Perry attributes his support for Rudd to loyalty. It is a common thread in his political life; his committee appointments as lieutenant governor rewarded GOP senators who had strongly supported him with chairmanships. On the plane ride home from Laredo, he talked frankly about how his loyalty has sometimes cost him politically, the enmity of Laney being the prime example.
“I’ve paid a price,” he says. It’s true: He is regarded as the most partisan of all the GOP statewide officials. But, Perry explains, after switching parties, he felt he needed to establish credibility with his new teammates, so he agreed to help with campaigns. “I had a dilemma,” he says. “A lot of people were saying, ‘Will you help us?'” To Perry, each invitation was a loyalty test, and he wasn’t about to fail. His chief political rival, Hutchison, never had to face that problem. “Kay didn’t have to prove any loyalty. She’s there. I wasn’t.”
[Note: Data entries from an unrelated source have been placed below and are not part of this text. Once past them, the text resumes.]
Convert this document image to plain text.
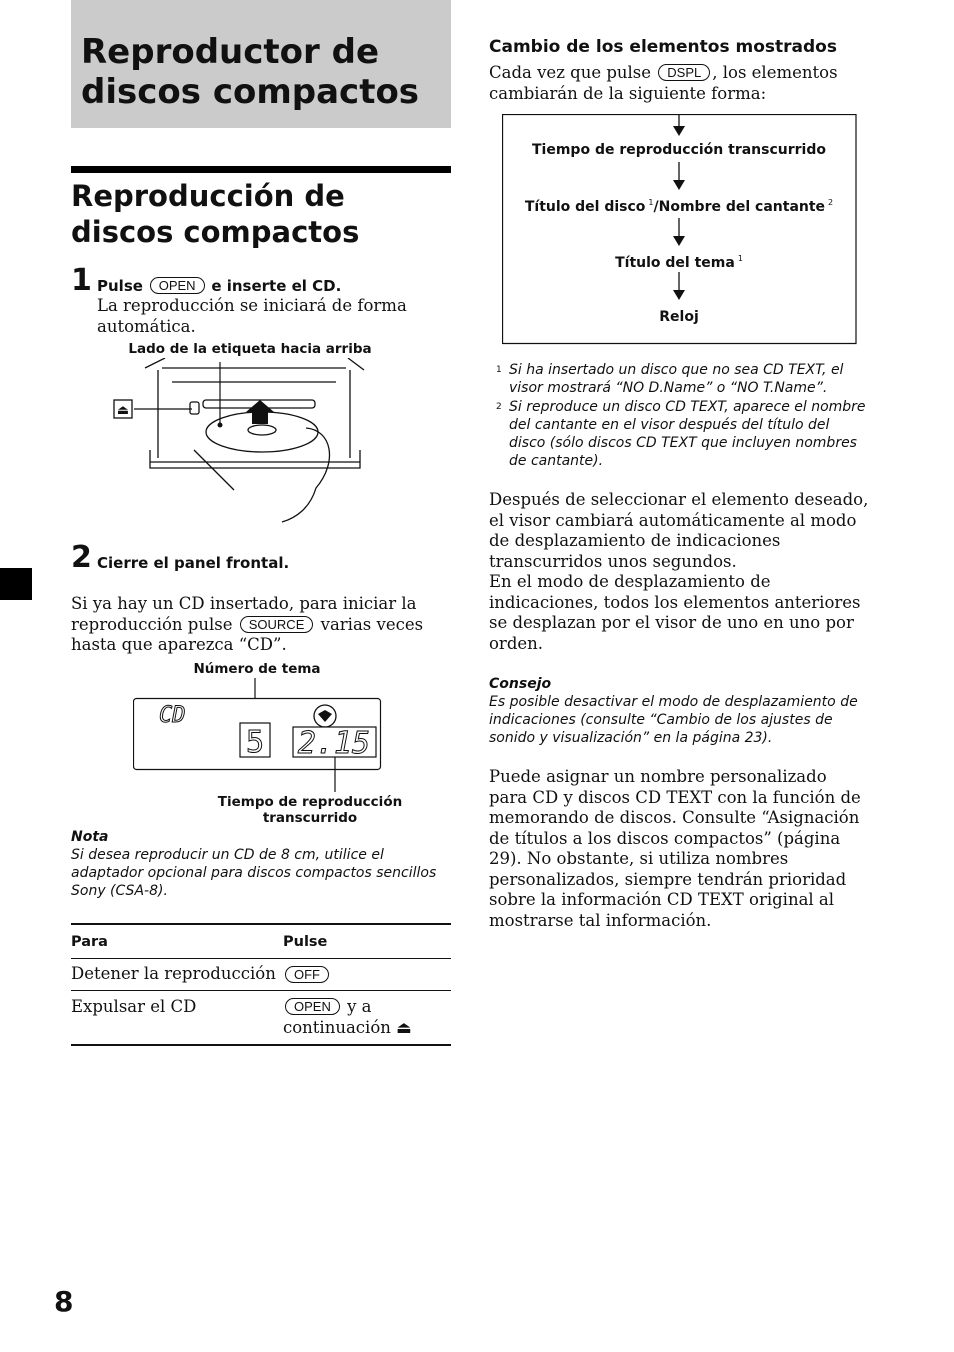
Reproductor de discos compactos
Reproducción de discos compactos
1 Pulse OPEN e inserte el CD.
La reproducción se iniciará de forma automática.
Lado de la etiqueta hacia arriba
⏏
2 Cierre el panel frontal.
Si ya hay un CD insertado, para iniciar la reproducción pulse SOURCE varias veces hasta que aparezca “CD”.
Número de tema
CD
5 2.15
Tiempo de reproducción transcurrido
Nota
Si desea reproducir un CD de 8 cm, utilice el adaptador opcional para discos compactos sencillos Sony (CSA-8).
Para	Pulse
Detener la reproducción	OFF
Expulsar el CD	OPEN y a continuación ⏏
Cambio de los elementos mostrados
Cada vez que pulse DSPL , los elementos cambiarán de la siguiente forma:
Tiempo de reproducción transcurrido
Título del disco $^1$/Nombre del cantante $^2$
Título del tema $^1$
Reloj
1 Si ha insertado un disco que no sea CD TEXT, el visor mostrará “NO D.Name” o “NO T.Name”.
2 Si reproduce un disco CD TEXT, aparece el nombre del cantante en el visor después del título del disco (sólo discos CD TEXT que incluyen nombres de cantante).
Después de seleccionar el elemento deseado, el visor cambiará automáticamente al modo de desplazamiento de indicaciones transcurridos unos segundos.
En el modo de desplazamiento de indicaciones, todos los elementos anteriores se desplazan por el visor de uno en uno por orden.
Consejo
Es posible desactivar el modo de desplazamiento de indicaciones (consulte “Cambio de los ajustes de sonido y visualización” en la página 23).
Puede asignar un nombre personalizado para CD y discos CD TEXT con la función de memorando de discos. Consulte “Asignación de títulos a los discos compactos” (página 29). No obstante, si utiliza nombres personalizados, siempre tendrán prioridad sobre la información CD TEXT original al mostrarse tal información.
8
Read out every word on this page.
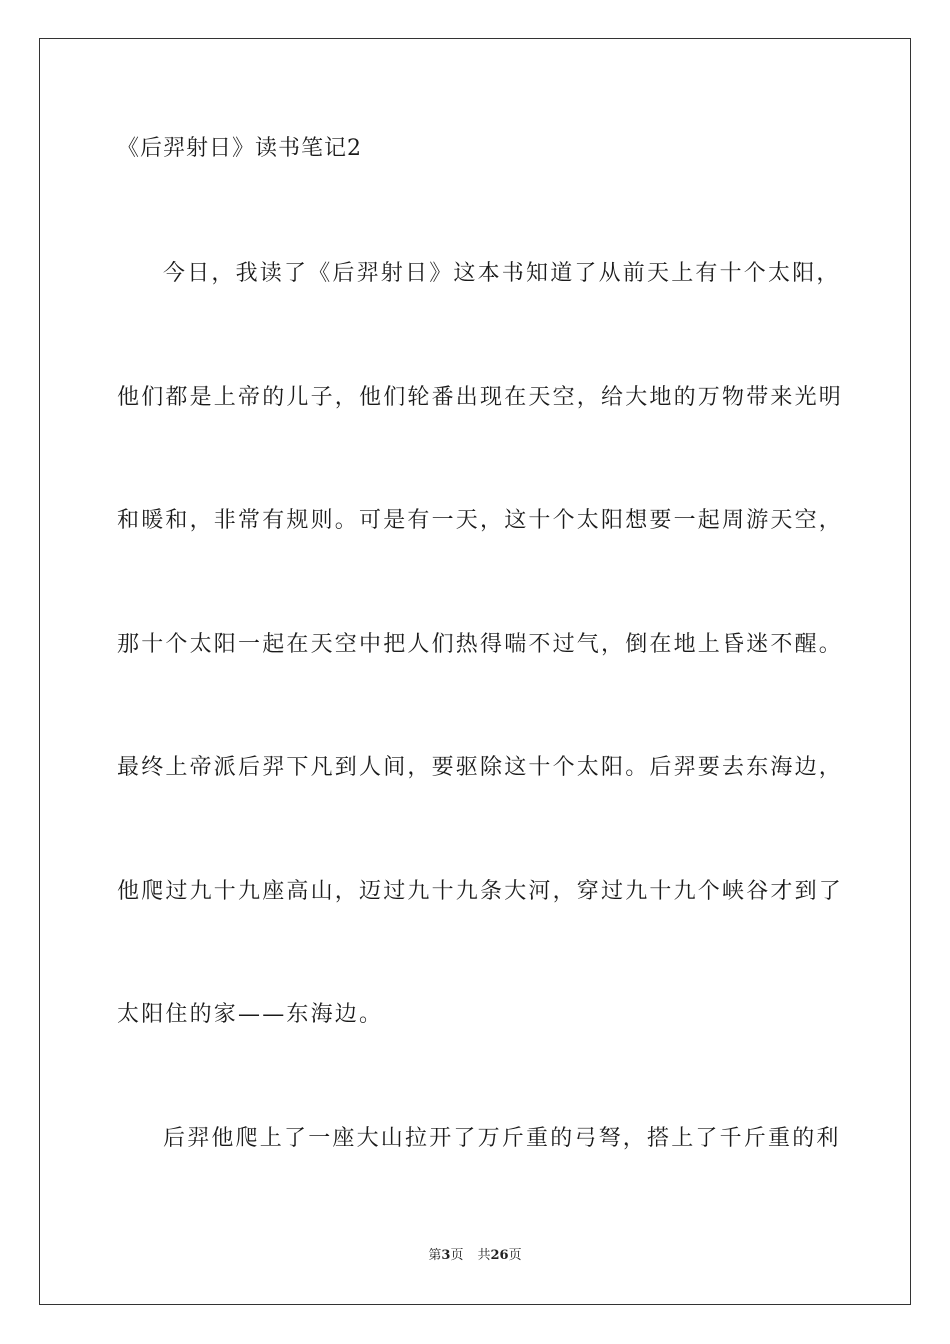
《后羿射日》读书笔记2
今日，我读了《后羿射日》这本书知道了从前天上有十个太阳，
他们都是上帝的儿子，他们轮番出现在天空，给大地的万物带来光明
和暖和，非常有规则。可是有一天，这十个太阳想要一起周游天空，
那十个太阳一起在天空中把人们热得喘不过气，倒在地上昏迷不醒。
最终上帝派后羿下凡到人间，要驱除这十个太阳。后羿要去东海边，
他爬过九十九座高山，迈过九十九条大河，穿过九十九个峡谷才到了
太阳住的家——东海边。
后羿他爬上了一座大山拉开了万斤重的弓弩，搭上了千斤重的利
第3页 共26页
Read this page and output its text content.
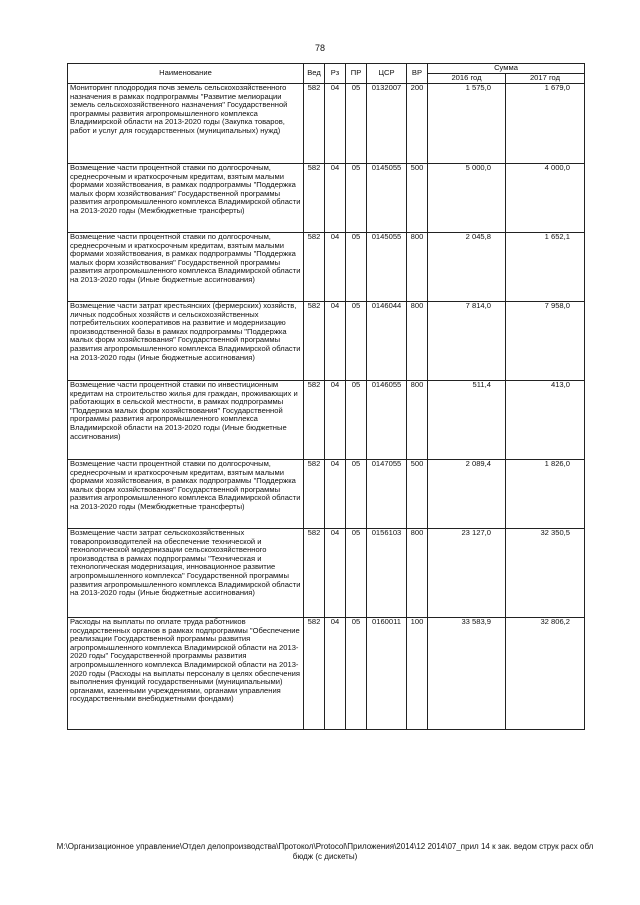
78
Наименование	Вед	Рз	ПР	ЦСР	ВР	Сумма	
						2016 год	2017 год
Мониторинг плодородия почв земель сельскохозяйственного назначения в рамках подпрограммы "Развитие мелиорации земель сельскохозяйственного назначения" Государственной программы развития агропромышленного комплекса Владимирской области на 2013-2020 годы (Закупка товаров, работ и услуг для государственных (муниципальных) нужд)	582	04	05	0132007	200	1 575,0	1 679,0
Возмещение части процентной ставки по долгосрочным, среднесрочным и краткосрочным кредитам, взятым малыми формами хозяйствования, в рамках подпрограммы "Поддержка малых форм хозяйствования" Государственной программы развития агропромышленного комплекса Владимирской области на 2013-2020 годы (Межбюджетные трансферты)	582	04	05	0145055	500	5 000,0	4 000,0
Возмещение части процентной ставки по долгосрочным, среднесрочным и краткосрочным кредитам, взятым малыми формами хозяйствования, в рамках подпрограммы "Поддержка малых форм хозяйствования" Государственной программы развития агропромышленного комплекса Владимирской области на 2013-2020 годы (Иные бюджетные ассигнования)	582	04	05	0145055	800	2 045,8	1 652,1
Возмещение части затрат крестьянских (фермерских) хозяйств, личных подсобных хозяйств и сельскохозяйственных потребительских кооперативов на развитие и модернизацию производственной базы в рамках подпрограммы "Поддержка малых форм хозяйствования" Государственной программы развития агропромышленного комплекса Владимирской области на 2013-2020 годы (Иные бюджетные ассигнования)	582	04	05	0146044	800	7 814,0	7 958,0
Возмещение части процентной ставки по инвестиционным кредитам на строительство жилья для граждан, проживающих и работающих в сельской местности, в рамках подпрограммы "Поддержка малых форм хозяйствования" Государственной программы развития агропромышленного комплекса Владимирской области на 2013-2020 годы (Иные бюджетные ассигнования)	582	04	05	0146055	800	511,4	413,0
Возмещение части процентной ставки по долгосрочным, среднесрочным и краткосрочным кредитам, взятым малыми формами хозяйствования, в рамках подпрограммы "Поддержка малых форм хозяйствования" Государственной программы развития агропромышленного комплекса Владимирской области на 2013-2020 годы (Межбюджетные трансферты)	582	04	05	0147055	500	2 089,4	1 826,0
Возмещение части затрат сельскохозяйственных товаропроизводителей на обеспечение технической и технологической модернизации сельскохозяйственного производства в рамках подпрограммы "Техническая и технологическая модернизация, инновационное развитие агропромышленного комплекса" Государственной программы развития агропромышленного комплекса Владимирской области на 2013-2020 годы (Иные бюджетные ассигнования)	582	04	05	0156103	800	23 127,0	32 350,5
Расходы на выплаты по оплате труда работников государственных органов в рамках подпрограммы "Обеспечение реализации Государственной программы развития агропромышленного комплекса Владимирской области на 2013-2020 годы" Государственной программы развития агропромышленного комплекса Владимирской области на 2013-2020 годы (Расходы на выплаты персоналу в целях обеспечения выполнения функций государственными (муниципальными) органами, казенными учреждениями, органами управления государственными внебюджетными фондами)	582	04	05	0160011	100	33 583,9	32 806,2
M:\Организационное управление\Отдел делопроизводства\Протокол\Protocol\Приложения\2014\12 2014\07_прил 14 к зак. ведом струк расх обл бюдж (с дискеты)
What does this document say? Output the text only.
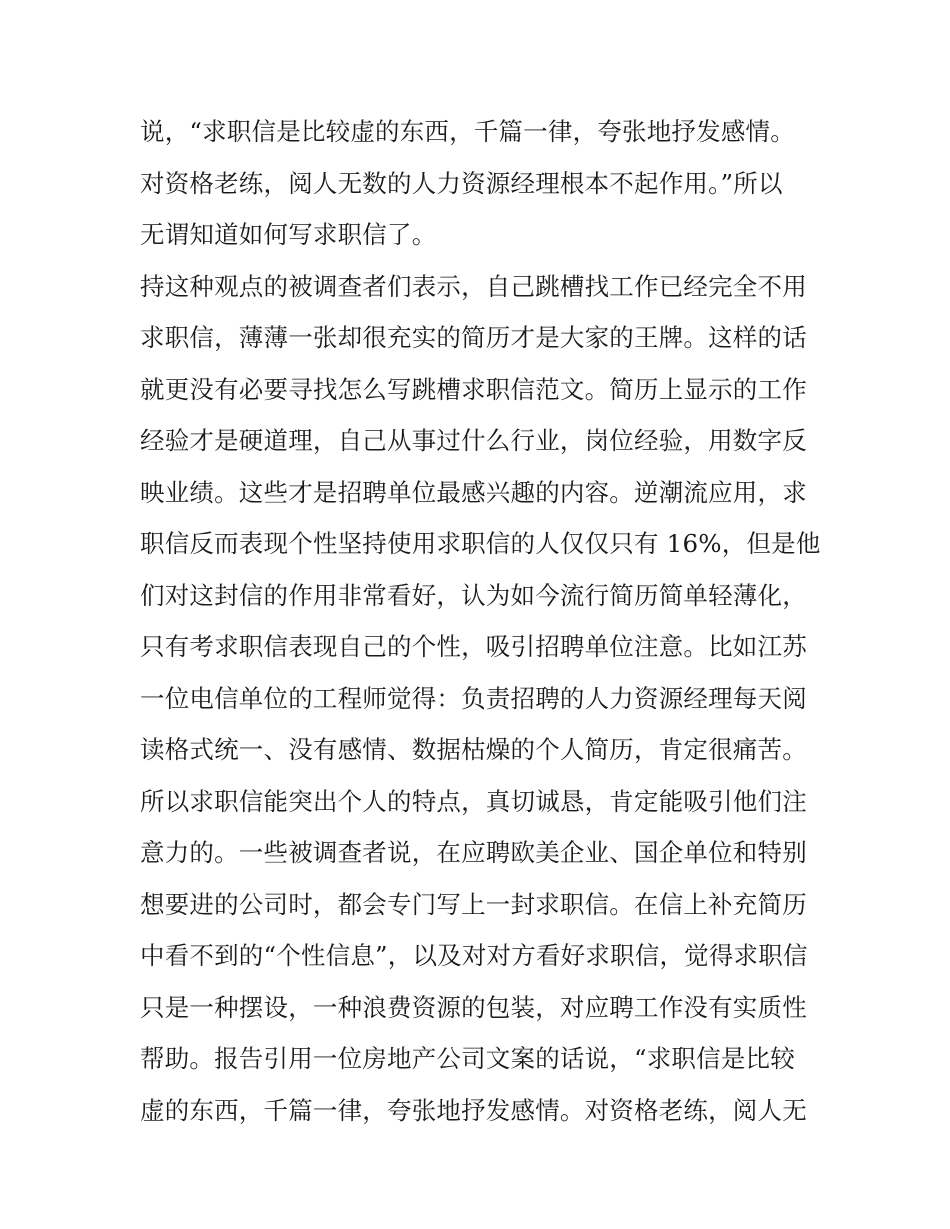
说，“求职信是比较虚的东西，千篇一律，夸张地抒发感情。
对资格老练，阅人无数的人力资源经理根本不起作用。”所以
无谓知道如何写求职信了。
持这种观点的被调查者们表示，自己跳槽找工作已经完全不用
求职信，薄薄一张却很充实的简历才是大家的王牌。这样的话
就更没有必要寻找怎么写跳槽求职信范文。简历上显示的工作
经验才是硬道理，自己从事过什么行业，岗位经验，用数字反
映业绩。这些才是招聘单位最感兴趣的内容。逆潮流应用，求
职信反而表现个性坚持使用求职信的人仅仅只有 16%，但是他
们对这封信的作用非常看好，认为如今流行简历简单轻薄化，
只有考求职信表现自己的个性，吸引招聘单位注意。比如江苏
一位电信单位的工程师觉得：负责招聘的人力资源经理每天阅
读格式统一、没有感情、数据枯燥的个人简历，肯定很痛苦。
所以求职信能突出个人的特点，真切诚恳，肯定能吸引他们注
意力的。一些被调查者说，在应聘欧美企业、国企单位和特别
想要进的公司时，都会专门写上一封求职信。在信上补充简历
中看不到的“个性信息”，以及对对方看好求职信，觉得求职信
只是一种摆设，一种浪费资源的包装，对应聘工作没有实质性
帮助。报告引用一位房地产公司文案的话说，“求职信是比较
虚的东西，千篇一律，夸张地抒发感情。对资格老练，阅人无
Perry insists that he has tempered his partisan activities since becoming lieutenant governor because the role requires him to work with Democrats. “I was a lot more partisan as ag commissioner,” he says. “In an election, I work hard for my side. After the votes are counted, I say, ‘We had an election, now let’s go work together.'”
Suddenly he finds the perfect metaphor and leans forward in his seat. “It’s like higher education,” he says. “In the Capitol, I’m for everybody. On Thanksgiving Day, I’m gonna be for the Aggies.”